How to select random pairs in ruby, without duplicating pairs

Question

I would like to pick 2 names at random from an array, do this for all names in the array, and make sure nobody gets teamed up with the same person twice. After everybody has been teamed up once with each other person the big cycle restart.

I found the .sample method to pull 2 names from an array at random. [“Sander”, “Sjaak”, “Timo”, “Ernst”, “Floris”, “Wayne”, “Arno”, “Henk”, “Rob”].sample(2)

But how do I make sure people don't get teamed up with the same person the next day?

Answer 1

This is the way chessplayers play a all-play-all tournament. It is called a "round-robin tournament". Wikipedia has an algorithm. The array could be shuffled beforehand.

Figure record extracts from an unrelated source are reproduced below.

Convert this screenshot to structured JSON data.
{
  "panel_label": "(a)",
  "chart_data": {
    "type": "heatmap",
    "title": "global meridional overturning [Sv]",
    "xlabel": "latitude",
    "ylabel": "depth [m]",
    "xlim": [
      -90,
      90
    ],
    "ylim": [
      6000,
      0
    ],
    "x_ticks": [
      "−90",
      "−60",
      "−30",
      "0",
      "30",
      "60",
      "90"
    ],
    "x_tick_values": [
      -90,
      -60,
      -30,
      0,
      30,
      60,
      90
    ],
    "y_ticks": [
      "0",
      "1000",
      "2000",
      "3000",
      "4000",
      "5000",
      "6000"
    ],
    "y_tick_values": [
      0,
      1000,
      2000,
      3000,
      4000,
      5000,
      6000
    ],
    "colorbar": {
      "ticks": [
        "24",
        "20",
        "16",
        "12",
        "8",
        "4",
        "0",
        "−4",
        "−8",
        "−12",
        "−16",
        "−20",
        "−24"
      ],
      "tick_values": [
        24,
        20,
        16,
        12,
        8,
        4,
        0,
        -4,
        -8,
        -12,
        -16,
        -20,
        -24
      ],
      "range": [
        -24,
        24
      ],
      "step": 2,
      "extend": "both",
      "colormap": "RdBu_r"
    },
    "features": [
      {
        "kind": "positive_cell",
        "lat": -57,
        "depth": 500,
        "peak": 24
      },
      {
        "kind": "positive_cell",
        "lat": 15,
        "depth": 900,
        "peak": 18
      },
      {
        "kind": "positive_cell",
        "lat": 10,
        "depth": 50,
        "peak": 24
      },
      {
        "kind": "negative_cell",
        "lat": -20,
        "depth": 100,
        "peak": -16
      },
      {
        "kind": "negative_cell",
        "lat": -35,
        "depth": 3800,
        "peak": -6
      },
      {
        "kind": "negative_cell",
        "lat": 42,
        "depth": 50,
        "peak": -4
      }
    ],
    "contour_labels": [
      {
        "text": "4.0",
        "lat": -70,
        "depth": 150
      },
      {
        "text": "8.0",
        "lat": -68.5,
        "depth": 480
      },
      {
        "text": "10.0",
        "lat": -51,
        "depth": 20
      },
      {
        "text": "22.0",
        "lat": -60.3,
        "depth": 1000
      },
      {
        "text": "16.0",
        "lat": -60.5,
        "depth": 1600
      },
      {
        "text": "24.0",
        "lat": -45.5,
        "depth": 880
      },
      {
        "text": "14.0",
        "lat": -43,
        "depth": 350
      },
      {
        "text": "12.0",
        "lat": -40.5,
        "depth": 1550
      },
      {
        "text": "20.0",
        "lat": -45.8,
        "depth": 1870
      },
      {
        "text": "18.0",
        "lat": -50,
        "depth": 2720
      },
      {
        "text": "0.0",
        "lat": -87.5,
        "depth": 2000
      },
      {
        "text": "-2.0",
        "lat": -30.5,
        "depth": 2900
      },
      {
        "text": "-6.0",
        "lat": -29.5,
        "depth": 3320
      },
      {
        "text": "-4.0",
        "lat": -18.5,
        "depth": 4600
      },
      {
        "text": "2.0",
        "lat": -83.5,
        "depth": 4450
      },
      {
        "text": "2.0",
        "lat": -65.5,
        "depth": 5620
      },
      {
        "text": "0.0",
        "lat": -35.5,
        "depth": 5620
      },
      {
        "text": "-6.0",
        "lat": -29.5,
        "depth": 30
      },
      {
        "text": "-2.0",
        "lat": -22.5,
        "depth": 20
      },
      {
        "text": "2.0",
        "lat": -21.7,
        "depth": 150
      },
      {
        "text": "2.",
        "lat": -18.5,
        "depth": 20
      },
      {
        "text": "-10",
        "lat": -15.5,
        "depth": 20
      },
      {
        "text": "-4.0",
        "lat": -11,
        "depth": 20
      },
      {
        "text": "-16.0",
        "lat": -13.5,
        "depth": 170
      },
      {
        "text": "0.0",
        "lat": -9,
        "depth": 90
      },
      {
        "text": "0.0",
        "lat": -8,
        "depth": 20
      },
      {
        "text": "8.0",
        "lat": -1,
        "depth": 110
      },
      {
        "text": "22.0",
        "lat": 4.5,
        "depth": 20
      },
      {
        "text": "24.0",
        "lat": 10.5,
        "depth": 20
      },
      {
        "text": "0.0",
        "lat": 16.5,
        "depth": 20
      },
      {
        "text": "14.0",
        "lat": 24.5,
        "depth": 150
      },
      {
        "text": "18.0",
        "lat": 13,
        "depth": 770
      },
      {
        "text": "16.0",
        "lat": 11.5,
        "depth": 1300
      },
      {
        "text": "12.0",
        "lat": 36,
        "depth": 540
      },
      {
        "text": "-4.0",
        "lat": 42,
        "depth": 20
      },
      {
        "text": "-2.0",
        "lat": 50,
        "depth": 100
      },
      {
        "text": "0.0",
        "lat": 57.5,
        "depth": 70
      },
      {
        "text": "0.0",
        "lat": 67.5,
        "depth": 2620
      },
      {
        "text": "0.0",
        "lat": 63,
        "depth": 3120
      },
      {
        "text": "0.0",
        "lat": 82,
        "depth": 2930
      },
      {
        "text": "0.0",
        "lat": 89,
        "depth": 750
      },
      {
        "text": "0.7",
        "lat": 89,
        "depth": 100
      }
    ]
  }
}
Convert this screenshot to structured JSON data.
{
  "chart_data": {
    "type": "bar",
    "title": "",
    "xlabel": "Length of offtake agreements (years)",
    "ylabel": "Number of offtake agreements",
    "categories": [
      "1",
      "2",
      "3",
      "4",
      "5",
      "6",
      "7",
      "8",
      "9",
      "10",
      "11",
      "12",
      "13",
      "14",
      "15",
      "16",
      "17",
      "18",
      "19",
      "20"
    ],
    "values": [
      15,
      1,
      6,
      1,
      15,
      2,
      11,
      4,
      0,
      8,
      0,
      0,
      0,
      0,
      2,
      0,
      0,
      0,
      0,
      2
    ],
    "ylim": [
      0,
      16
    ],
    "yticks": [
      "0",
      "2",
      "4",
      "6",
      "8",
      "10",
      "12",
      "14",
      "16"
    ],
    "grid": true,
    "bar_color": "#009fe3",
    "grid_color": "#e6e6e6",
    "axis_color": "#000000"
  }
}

This is an implementation of the wikipedia article:

names = ["Sander", "Sjaak", "Timo", "Ernst", "Floris", "Wayne", "Arno", "Henk", "Rob"]

n = names.dup #n is going to be mutated, leave names intact
n << "Dummy" if n.size.odd?
fixed_name = n.shuffle!.pop

n.size.times do |i| #n.size is one less than the number of participants
  puts "round #{i+1}"
  two_rows = [[fixed_name]+n[0..n.size/2-1], n[n.size/2..-1].reverse]
  pairs = two_rows.transpose.shuffle # the shuffle is optional, just cosmetic
  pairs.each{|c| p c }
  n.rotate!
  puts
end

output:

round 1
["Arno", "Floris"]
["Wayne", "Dummy"]
["Sander", "Sjaak"]
["Henk", "Rob"]
["Ernst", "Timo"]

round 2
["Wayne", "Sjaak"]
["Dummy", "Rob"]
["Ernst", "Arno"]
["Henk", "Floris"]
["Sander", "Timo"]

round 3
["Wayne", "Timo"]
["Henk", "Arno"]
["Rob", "Sjaak"]
["Ernst", "Sander"]
["Dummy", "Floris"]

round 4
["Wayne", "Sander"]
["Sjaak", "Floris"]
["Dummy", "Arno"]
["Rob", "Timo"]
["Ernst", "Henk"]

round 5
["Sjaak", "Arno"]
["Dummy", "Henk"]
["Floris", "Timo"]
["Rob", "Sander"]
["Ernst", "Wayne"]

round 6
["Ernst", "Dummy"]
["Timo", "Arno"]
["Rob", "Wayne"]
["Sjaak", "Henk"]
["Floris", "Sander"]

round 7
["Timo", "Henk"]
["Sjaak", "Dummy"]
["Floris", "Wayne"]
["Ernst", "Rob"]
["Arno", "Sander"]

round 8
["Ernst", "Sjaak"]
["Sander", "Henk"]
["Arno", "Wayne"]
["Floris", "Rob"]
["Timo", "Dummy"]

round 9
["Sander", "Dummy"]
["Ernst", "Floris"]
["Henk", "Wayne"]
["Arno", "Rob"]
["Timo", "Sjaak"]

Answer 2

Starting with an array of names:

names = ["Sander", "Sjaak", "Timo", "Ernst", "Floris", "Wayne", "Arno", "Henk"]

You'll want to shuffle them and group them into pairs:

shuffled = names.shuffle.each_slice(2).to_a
#=> [["Timo", "Sjaak"], ["Henk", "Arno"], ["Sander", "Ernst"], ["Wayne", "Floris"]] 

Looks good so far, but this will be a problem later on because order matters for arrays. For example, ["Timo", "Sjaak"] is considered different from ["Sjaak", "Timo"]. We can fix this by turning the arrays into Sets. Order doesn't matter when determining if two Sets are equal.

shuffled = names.shuffleeach_slice(2).map { |group| Set.new(group) }
#=> [#<Set: {"Arno", "Wayne"}>, #<Set: {"Henk", "Timo"}>, #<Set: {"Ernst", "Floris"}>, #<Set: {"Sander", "Sjaak"}>] 

The tricky part is ensuring that each day, you have no repeats. You could have "rules" to prevent this, but then your algorithm would no longer be random. The only way to ensure complete randomness is to check for duplicates and reshuffle. Let's say you already have one day's groups saved to yesterday and you want a new group. You can do the following:

loop do
  today = names.shuffle.each_slice(2).map { |group| Set.new(group) }
  break if (today & yesterday).empty?
end

The today & yesterday part is called a "Set intersect." It will return a new array containing only the groups which are the same in today and yesterday. If no groups are the same (meaning there are no repeats), then the array will be empty.

The only thing left is to figure out how to save yesterday's group so you can use it to check against today's group. If you're working within a set timeframe (e.g. a teacher creating student groups for the semester), then you can just calculate an entire semester's worth of groups all at once. Otherwise, you'll probably have to save the previous day's group to a text file so you can access it later.